Só que, num cenário de juros altos, o serviço da dívida das famílias pode ter um comportamento explosivo, comentou. “O brasileiro, se pagar a valor de face, paga R$ 1 trilhão de juros por ano.”
O gestor observa a evolução da popularidade do governo Lula e disse ver o presidente ganhando pontos com suas bondades, “que não são poucas e ajudam a comprar votos de muita gente”. De outro lado, há o enfraquecimento da candidatura de Flávio Bolsonaro.
Stuhlberger disse ainda que o Brasil é uma “máquina de produzir dólares”, referindo-se às exportações de commodities. “Por isso que tem um fiscal horroroso, um governo péssimo, mas ainda assim um câmbio num lugar ok.”
O que mantêm o setor externo nos trilhos, continuou, é um déficit de 2,4% da conta corrente que vem sendo financiado pelo investimento estrangeiro direto e em portfólio. Ele diz haver potencial de atração para projetos de energia renovável, terras raras e afins.
Outra posição de hedge do Verde é o cupom cambial, o juro brasileiro em dólar, versus o SOFR, a taxa americana do overnight, que tem um custo baixo e só daria errado se houvesse uma enxurrada de capitais para o mercado brasileiro numa eventual vitória da direita nas eleições de outubro. Num cenário em que Flávio Bolsonaro ganhe, o gestor não vê esse fluxo se materializar.
Stuhlberger mantém 6,8% da carteira em ações selecionadas e disse que o mercado não vai “precificar um Lula catastrófico no D1 [no dia seguinte à vitória] e os gringos acreditam no Brasil”. Ou seja, vai dar tempo de mudar a chave. “Se você pensa em comprar dólar é melhor comprar no dia seguinte, porque eu não acho que ele vai estourar no primeiro dia, leva tempo, como aconteceu no [governo] Dilma [Rousseff] 2”, afirmou.
Há outra parte da carteira numa estrutura de opções no EWZ, o ETF do Ibovespa em dólar.
Para o bem e para o mal, a bolsa brasileira ficou muito mais dependente do capital externo. O estrangeiro atingiu a maior participação no fluxo total, enquanto os institucionais locais a menor, disse Antonio Barreto, chefe de análise de ações no Brasil da Verde. “Foi o que definiu praticamente toda a volatilidade de preço ao longo do primeiro semestre.”
No início de 2026, todo mundo queria comprar commodities, estava tudo bem e a bolsa subiu. A parada abrupta, Barreto atribui em parte à revisão de lucros das empresas americanas, onde o “resultado foi tão fantástico que direcionou esse fluxo de novo para fora do Brasil”.
Na parte da bolsa relacionada a commodities, Barreto disse ver um ambiente ainda propício pela frente.
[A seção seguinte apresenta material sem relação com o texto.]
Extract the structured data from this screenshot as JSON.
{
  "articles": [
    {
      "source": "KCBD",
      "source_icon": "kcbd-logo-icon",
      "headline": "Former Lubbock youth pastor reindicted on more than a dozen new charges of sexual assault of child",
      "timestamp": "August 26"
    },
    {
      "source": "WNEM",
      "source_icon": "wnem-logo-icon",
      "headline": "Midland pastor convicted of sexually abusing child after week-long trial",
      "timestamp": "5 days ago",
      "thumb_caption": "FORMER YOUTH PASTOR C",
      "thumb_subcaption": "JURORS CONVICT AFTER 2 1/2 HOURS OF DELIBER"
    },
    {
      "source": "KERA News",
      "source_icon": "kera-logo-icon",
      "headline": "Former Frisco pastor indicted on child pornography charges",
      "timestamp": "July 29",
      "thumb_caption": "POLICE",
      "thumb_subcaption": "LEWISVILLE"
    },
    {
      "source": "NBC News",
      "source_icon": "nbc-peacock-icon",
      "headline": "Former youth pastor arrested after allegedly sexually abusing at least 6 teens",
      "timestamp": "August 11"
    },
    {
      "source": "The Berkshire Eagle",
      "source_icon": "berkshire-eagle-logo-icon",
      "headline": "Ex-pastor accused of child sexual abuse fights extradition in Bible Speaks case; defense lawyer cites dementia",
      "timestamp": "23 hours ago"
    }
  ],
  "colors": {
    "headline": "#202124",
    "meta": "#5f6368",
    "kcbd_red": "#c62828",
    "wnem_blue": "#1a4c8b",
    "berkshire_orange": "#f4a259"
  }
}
Os múltiplos das companhias do setor têm subido, mas, comparativamente, os das brasileiras Vale e Petrobras estão aquém de seus pares internacionais.
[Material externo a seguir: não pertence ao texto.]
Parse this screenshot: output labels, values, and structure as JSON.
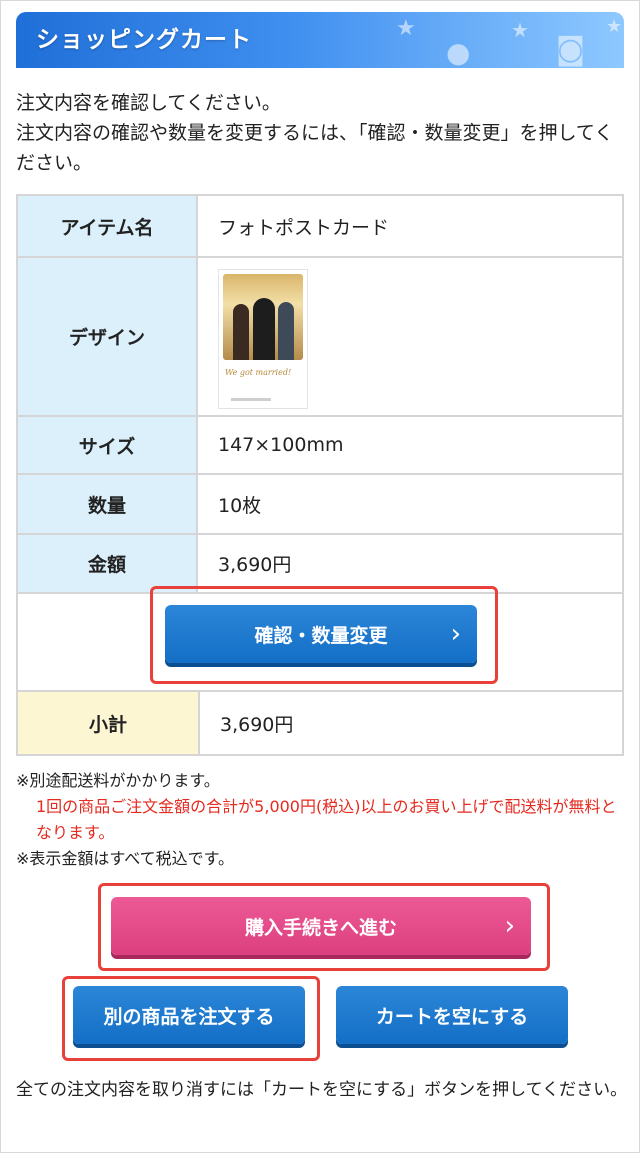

Tirando commodities da conta, a queda das ações nos últimos 30 dias chegou a 20%. O múltiplo médio dessas companhias foi a 9,7 vezes na métrica de preço/lucro (P/L, que dá uma ideia do prazo de retorno do investimento), já inferior à média deste terceiro mandado do presidente Lula. “A gente pode dizer muita coisa da bolsa, mas não pode falar que está cara. Isso não quer dizer que a bolsa vai ser um bom investimento.”
Barreto pontua que, apesar do múltiplo baixo, o estrangeiro continua saindo e não há “ninguém morrendo de vontade de alocar capital no Brasil”.
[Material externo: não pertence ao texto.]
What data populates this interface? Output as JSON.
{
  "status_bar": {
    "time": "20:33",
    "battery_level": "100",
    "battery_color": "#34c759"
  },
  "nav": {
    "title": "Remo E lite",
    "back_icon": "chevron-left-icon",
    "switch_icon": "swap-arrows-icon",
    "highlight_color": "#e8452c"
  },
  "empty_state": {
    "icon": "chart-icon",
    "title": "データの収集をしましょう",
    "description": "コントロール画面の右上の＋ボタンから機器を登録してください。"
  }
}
Localmente, tirando matérias-primas, praticamente não houve aumento das projeções de lucros, ou até foi levemente negativo. Mas ele diz haver uma gama de “empresas baratas geradoras de caixa, em grande parte desalavancadas e que devolvem muito capital, é uma bolsa que paga muito dividendo.”
Considerando-se um incremento de lucros da ordem de 8% com 6% de retorno em dividendos, o Brasil pode parecer mais competitivo, por essa ótica, “não está tão mal na foto”.
Só que, para o capital externo voltar para o país, ele precisa estar confortável com o câmbio. Num ano eleitoral, essa equação é mais complicada. Numa eventual desvalorização de 10% do real, o retorno previsto de 14% em reais cai de repente para 4% e o país passa a ser de longe a “pior geografia do mundo”.